Contrariamente a tendência liberal que defendia a ideia de uma educação igualitária e o estabelecimento de sistemas de educação que servissem tanto os indígenas como os civilizados, surgem vozes que defendem a discriminação, ou seja um ensino separado. É nesta fase que a educação começa a ter um cunho rácico e marginaliza-te. “ Os primitivos deviam ter uma educação virada para o trabalho manual. Aos europeus não se podia ensinar-lhes os trabalhos manuais por causa do clima inóspito”, (Castiano, Goenha & Berthoud, 2005,p.14).

Um ano depois da proclamação da primeira república portuguesa em 1910, decreta-se a separação entre a Igreja e o Estado. São criadas missões civilizadoras e vai sendo promulgada uma legislação que prioriza uma formação literária, mas completada por aprendizagem profissional, para evitar que os escolarizados se transformassem em desapossados sociais, incapazes de desenvolver as suas comunidades e satisfazer as exigências fundamentais. Em 1921 é banido o uso das línguas africanas nas escolas. (Castiano, et. al, 2005)
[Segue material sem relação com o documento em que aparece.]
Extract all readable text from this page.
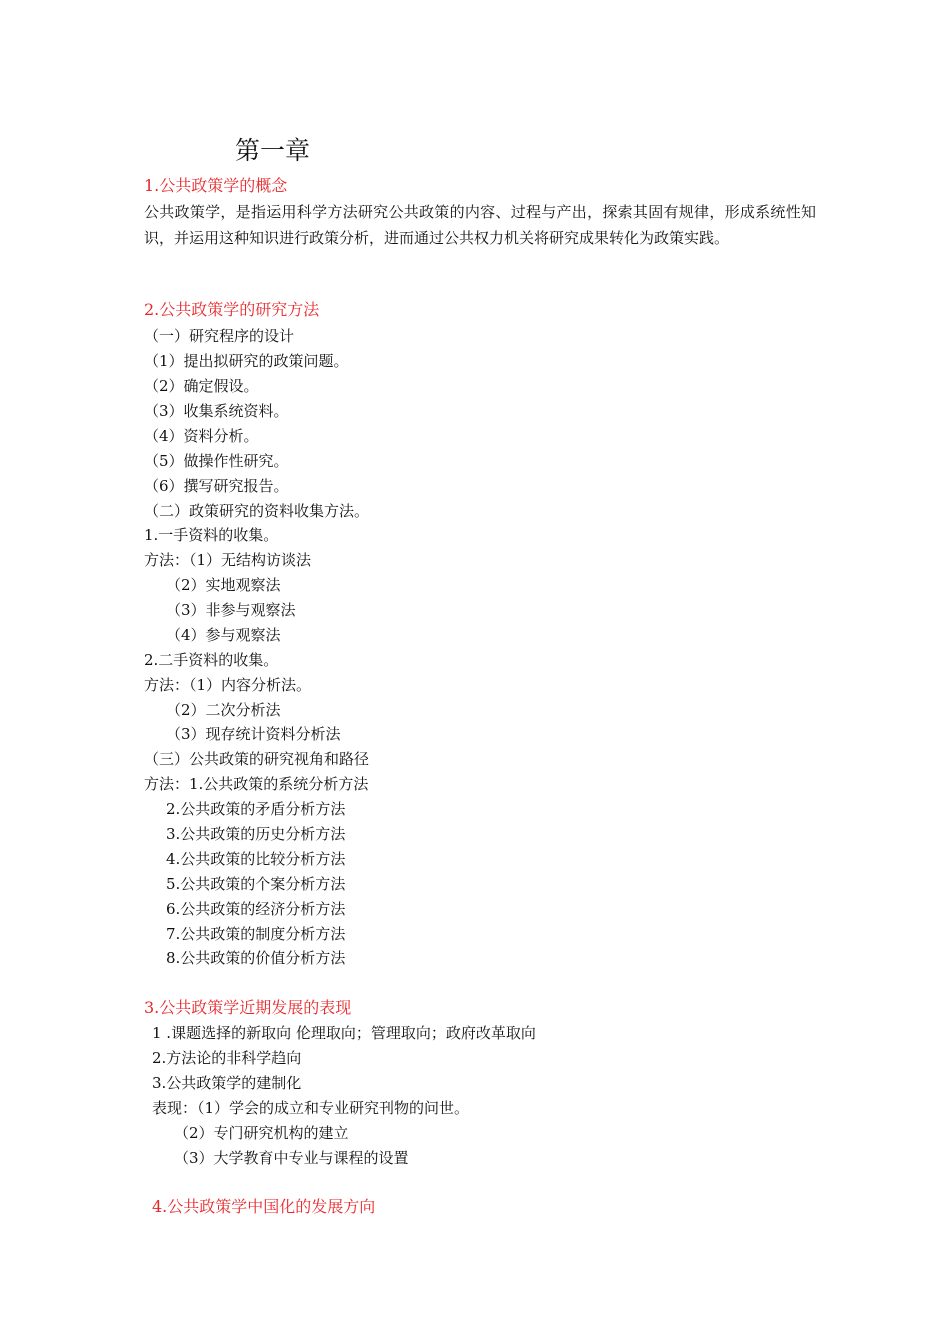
第一章
1.公共政策学的概念
公共政策学，是指运用科学方法研究公共政策的内容、过程与产出，探索其固有规律，形成系统性知识，并运用这种知识进行政策分析，进而通过公共权力机关将研究成果转化为政策实践。
2.公共政策学的研究方法
（一）研究程序的设计
（1）提出拟研究的政策问题。
（2）确定假设。
（3）收集系统资料。
（4）资料分析。
（5）做操作性研究。
（6）撰写研究报告。
（二）政策研究的资料收集方法。
1.一手资料的收集。
方法：（1）无结构访谈法
（2）实地观察法
（3）非参与观察法
（4）参与观察法
2.二手资料的收集。
方法：（1）内容分析法。
（2）二次分析法
（3）现存统计资料分析法
（三）公共政策的研究视角和路径
方法：1.公共政策的系统分析方法
2.公共政策的矛盾分析方法
3.公共政策的历史分析方法
4.公共政策的比较分析方法
5.公共政策的个案分析方法
6.公共政策的经济分析方法
7.公共政策的制度分析方法
8.公共政策的价值分析方法
3.公共政策学近期发展的表现
1 .课题选择的新取向 伦理取向；管理取向；政府改革取向
2.方法论的非科学趋向
3.公共政策学的建制化
表现：（1）学会的成立和专业研究刊物的问世。
（2）专门研究机构的建立
（3）大学教育中专业与课程的设置
4.公共政策学中国化的发展方向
Em 1917 foi promulgada a lei do indigenato, que definia o indígena como sendo o indivíduo da raça negra ou dela descendente que pela sua instrução e costumes se não distingue do comum daquela raça. O ensino indígena tinha por fim conduzir gradualmente o indígena da vida selvagem para a vida civilizada, formar-lhe a consciência de cidadão português e prepara-lo para a luta da vida o mais útil a sociedade e a si próprio.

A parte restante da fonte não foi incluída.